Burkholderia kururiensis is a diazotrophic bacterium originally isolated from a polluted aquifer environment and presents a high level of similarity with the rice endophyte "B. brasilensis" species. This work assessed the ability of B. kururiensis to endophytically colonize rice plantlets by monitoring different tissues of root-inoculated plants for the presence of bacterial growth in different media, electron microscopy and by 16S rDNA analysis. Observations of roots, stems and leaves of inoculated rice plantlets by electron microscopy revealed B. kururiensis colonization predominantly on root hair zones, demonstrating endophytic colonization primarily through the endodermis, followed by spreading into xylem vessels, a possible pathway leading to aerial parts. Although indifferent for the bacterial growth itself, addition of a nitrogen source was a limiting factor for endophytic colonization. As endophytic colonization was directly associated to an enhanced plant development, production of phytohormone auxin/indole-3-acetic acid by B. kururiensis was assayed with transgenic rice plantlets containing an auxin-responsive reporter (DR5-GUS). Our findings suggest the ability of auxin production by plant-associated B. kururiensis which may have a stimulatory effect on plant development, as evidenced by activation of DR5-GUS. We hereby demonstrate, for the first time, the ability of B. kururiensis to endophytically colonize rice, promoting both plant growth and rice grain yield.
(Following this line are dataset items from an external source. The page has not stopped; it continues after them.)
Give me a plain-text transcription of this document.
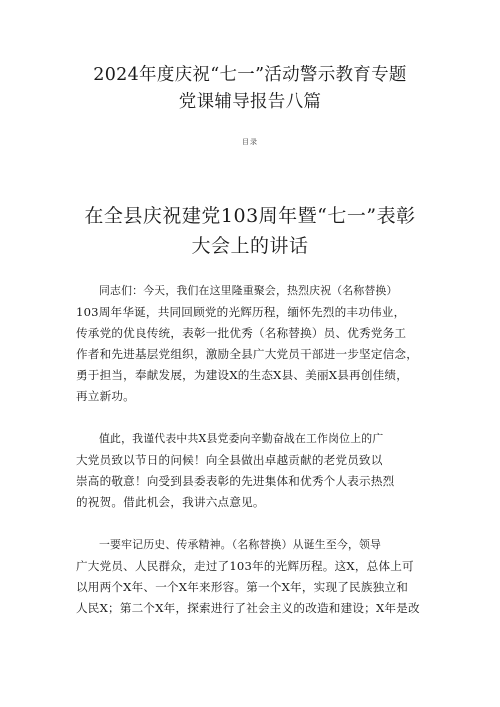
2024年度庆祝“七一”活动警示教育专题
党课辅导报告八篇
目录
在全县庆祝建党103周年暨“七一”表彰
大会上的讲话
同志们：今天，我们在这里隆重聚会，热烈庆祝（名称替换）
103周年华诞，共同回顾党的光辉历程，缅怀先烈的丰功伟业，
传承党的优良传统，表彰一批优秀（名称替换）员、优秀党务工
作者和先进基层党组织，激励全县广大党员干部进一步坚定信念，
勇于担当，奉献发展，为建设X的生态X县、美丽X县再创佳绩，
再立新功。
值此，我谨代表中共X县党委向辛勤奋战在工作岗位上的广
大党员致以节日的问候！向全县做出卓越贡献的老党员致以
崇高的敬意！向受到县委表彰的先进集体和优秀个人表示热烈
的祝贺。借此机会，我讲六点意见。
一要牢记历史、传承精神。（名称替换）从诞生至今，领导
广大党员、人民群众，走过了103年的光辉历程。这X，总体上可
以用两个X年、一个X年来形容。第一个X年，实现了民族独立和
人民X；第二个X年，探索进行了社会主义的改造和建设；X年是改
Burkholderia kururiensis é uma bactéria diazotrófica, originalmente isolada de um ambiente aquático poluído e apresenta alto nível de similaridade com a espécie endofítica "B. brasilensis" encontrada na planta de arroz. Este artigo demonstrou a habilidade de B. kururiensis colonizar endofiticamente plântulas de arroz, após esta bactéria ter sido inoculada na raiz das plantas. Esta capacidade foi confirmada pelo crescimento bacteriano em diferentes tecidos da planta, por microscopia eletrônica e pela análise do 16S rADN. Observação por microscopia eletrônica das raízes, caule e folhas das plântulas de arroz inoculadas, revelou predominância da colonização de B. kururiensis na zona pilífera da raiz, demonstrando que a colonização endofítica inicia-se na endoderme, espalha-se pelo xilema, sendo esta a possível via para a bactéria alcançar as partes aéreas. A adição de uma fonte de nitrogênio, embora não tenha influenciado no crescimento bacteriano, foi um fator limitante para a colonização endofítica. Como a colonização endofítica mostrou-se diretamente associada ao aumento no desenvolvimento da planta, a produção do fitohormônio auxina/ácido 3-indolacético pela B. kururiensis foi verificada utilizando uma plântula de arroz transgênica, contendo o repórter responsivo para auxina (DR5-GUS). Nossos resultados sugerem que a produção de auxina pela B. kururiensis é responsável pelo estímulo no desenvolvimento da planta verificado pela ativação do DR5-GUS. Neste trabalho demonstramos, pela primeira vez, a habilidade de B. kururiensis colonizar endofiticamente a planta de arroz, promovendo tanto o aumento no crescimento da planta como a produção de sementes de arroz.